The Restaurant
87 Sussex opened in 2022 inside a restored 19th-century brownstone in Paulus Hook, the cobblestoned historic-district grid south of Grand Street and four blocks from the Exchange Place waterfront. The dining room — a single sixty-cover space across the parlour floor, with a smaller private room of fourteen at the rear — runs in restrained Greenwich-Village fine-dining mode: white tablecloths, low Murano-style lighting, a marble-topped bar with eight stools facing an open pass. Executive chef Brian Walter spent two decades through Le Cirque 2000, Lespinasse, and Guastavino's before opening 87 Sussex as his first solo project, and is an honorary member of the James Beard Foundation.
The cooking is French-technique-anchored New American with a tightly disciplined menu that rotates monthly. Signature dishes have settled across three years of operation: a chilled lobster cocktail with avocado and citrus that is the most-ordered starter; a quail-egg ravioli over braised oxtail in a Périgord-truffle jus that is the kitchen's signature plate; a Wagyu short rib braised in red wine with a roasted bone-marrow demi-glace; and a Tuscan-style ragu of braised rabbit over hand-cut pappardelle that returns each autumn.
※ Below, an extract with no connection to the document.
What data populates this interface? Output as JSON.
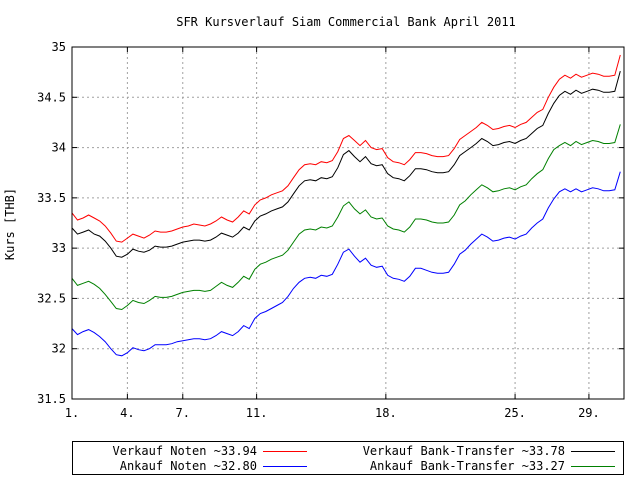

The pricing — an a la carte ceiling of about $90 per person before wine, an optional five-course tasting at $140 — is the city's anchor for serious occasions.
The wine programme runs about 220 references with particular Burgundy and Loire depth, a deliberately small but serious California-cult section, and a sommelier-driven by-the-glass programme that pivots monthly. Service is captain-led, fluent, and unhurried. For a Jersey City address that signals the same care as a senior Manhattan room — at a price ceiling forty percent below the equivalent across the river — 87 Sussex has become the obvious destination, and is the city's only restaurant on the JBF-honorary register.
Why This Is Jersey City’s Impress Clients Pick
For impressing a client visiting from Manhattan — particularly the finance-and-law contingent that works the World Trade Center and Brookfield Place towers and needs an after-work dinner that is not yet another Tribeca tasting room — 87 Sussex is the move. The twelve-minute PATH ride from World Trade Center lands at Exchange Place, a five-block walk to the brownstone front door. The dining room's discretion (no street signage beyond a brass plate, no social-media performance) reads as the kind of senior judgement the room is in the business of demonstrating. The wine list has the Burgundy depth to anchor a long evening. And the pricing leaves a serious bottle on the table without forcing the conversation about expense reports.